KPop Demon Hunters Is Going on a World Tour
Netflix and AEG Presents are launching a KPop Demon Hunters global concert tour — but who’s actually performing? Here’s everything we know.

- Netflix and AEG Presents have announced a KPop Demon Hunters global concert tour.
- The tour was revealed during Netflix’s Upfront presentation on May 13, 2026.
- No cities, dates, or performer details have been confirmed yet.
- A Bloomberg report suggested Netflix was considering virtual performers or holograms over live singers.
- Fans can join the waitlist now at the official tour site for updates.
It started with singalong screenings. Then EJAE, Audrey Nuna, and Rei Ami took their HUNTR/X songs to late-night television, New Year’s Rockin’ Eve, and finally the Oscars stage, where “Golden” made history as the first K-pop song to win an Academy Award. Now, Netflix is taking the whole thing on the road — sort of.
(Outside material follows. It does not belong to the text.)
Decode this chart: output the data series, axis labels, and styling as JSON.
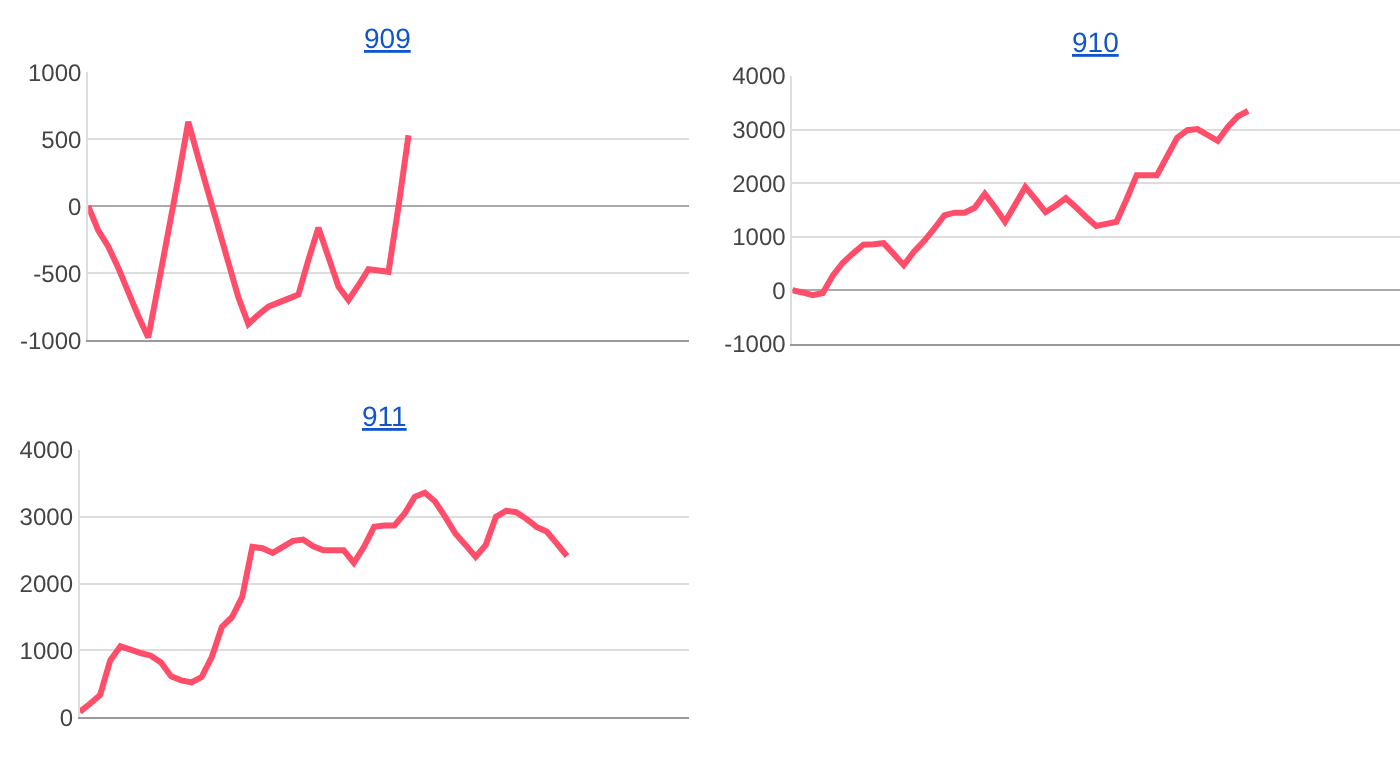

The streamer announced Wednesday during its Upfront presentation that it’s partnering with AEG Presents for a KPop Demon Hunters global concert tour, promising “a live experience that will bring elements of the two-time Oscar-winning film to life in spectacular ways.” Fans have been waiting for something like this ever since “Golden” spent eight weeks at No. 1 on the Billboard Hot 100 and 18 weeks atop the Billboard Global 200. The movie itself became Netflix’s most-watched film of all time, crossing 500 million global views since its July 2025 premiere.
The announcement is exciting. The details, however, are almost nonexistent.
What We Actually Know (and What We Don’t)
Netflix has confirmed the tour exists and that AEG Presents — the same company behind massive K-pop world tours for Blackpink, JENNIE, ATEEZ, ENHYPEN, G-Dragon, Le Sserafim, NCT 127, (G)I-DLE, Big Bang, and Tomorrow x Together — is the touring partner. That’s a serious pedigree. Beyond that? Cities, dates, and ticket on-sale information are all “still to come later this year.”
The bigger question hanging over everything is who, exactly, will be performing. Netflix hasn’t said a word about whether EJAE, Audrey Nuna, and Rei Ami — the singing voices behind HUNTR/X — will actually take the stage. Fans who’ve watched the trio perform “Golden” live over the past year would naturally assume they’re the headliners. But according to a Bloomberg report from March, when the tour was still in the planning stages, Netflix was actively considering “using only virtual performers, be they holograms or something else.” The report noted it was “unlikely the three women would perform at every stop.”
There’s real context behind that uncertainty. EJAE has spoken publicly about how physically demanding “Golden” is to sing. And the three women had never performed together before the film’s promotional run — this wasn’t a band with years of touring muscle behind them. Still, Bloomberg reported that talent agency WME has proposed an unofficial tour with the trio should they ultimately be left out of Netflix’s version. So one way or another, there’s a path to seeing them live.
What’s also notable: as a songwriter on “Golden” and other tracks from the film, EJAE will be getting paid regardless of how this shakes out. And directors Maggie Kang and Chris Appelhans — who recently signed a lucrative new multiyear deal with Netflix that includes the sequel — are expected to be consulted on the tour’s creative direction.
The Phenomenon Behind the Tour
To understand why Netflix is moving this fast, you have to look at just how thoroughly KPop Demon Hunters rewrote the record books. The fictional HUNTR/X became the first K-pop girl group to reach No. 1 on Billboard’s Hot 100. “Golden” became the first K-pop song to win both a Grammy and an Oscar. The film won Best Animated Feature at both the Golden Globes and the Academy Awards. It was the most-streamed movie title of all of 2025.
Billboard named EJAE, Audrey Nuna, and Rei Ami its 2026 Women of the Year at this year’s Billboard Women in Music. Accepting the honor, Nuna said onstage, “To receive this honor and represent a song in a film that affirms its notion that the world needs women to show up as their fullest, most whole selves… it’s rewarding beyond words.”
The film also resonated well beyond the traditional K-pop fanbase — skewing younger and broader than established acts like BTS, who are currently on their own massive world tour. That crossover appeal is a big part of what makes a global concert tour feel like such a natural next step, even if the execution is still being figured out.
A sequel is officially in development, with Kang and Appelhans signed on to write and direct. No release date has been announced yet, which means fans are staring down a long wait. This tour, whatever form it ultimately takes, is Netflix’s way of keeping that energy alive in the meantime.
For now, you can join the waitlist at the official tour site to be first in line when cities, dates, and tickets are finally revealed. Given how fast “Golden” broke every chart it touched, don’t expect those announcements to stay quiet for long.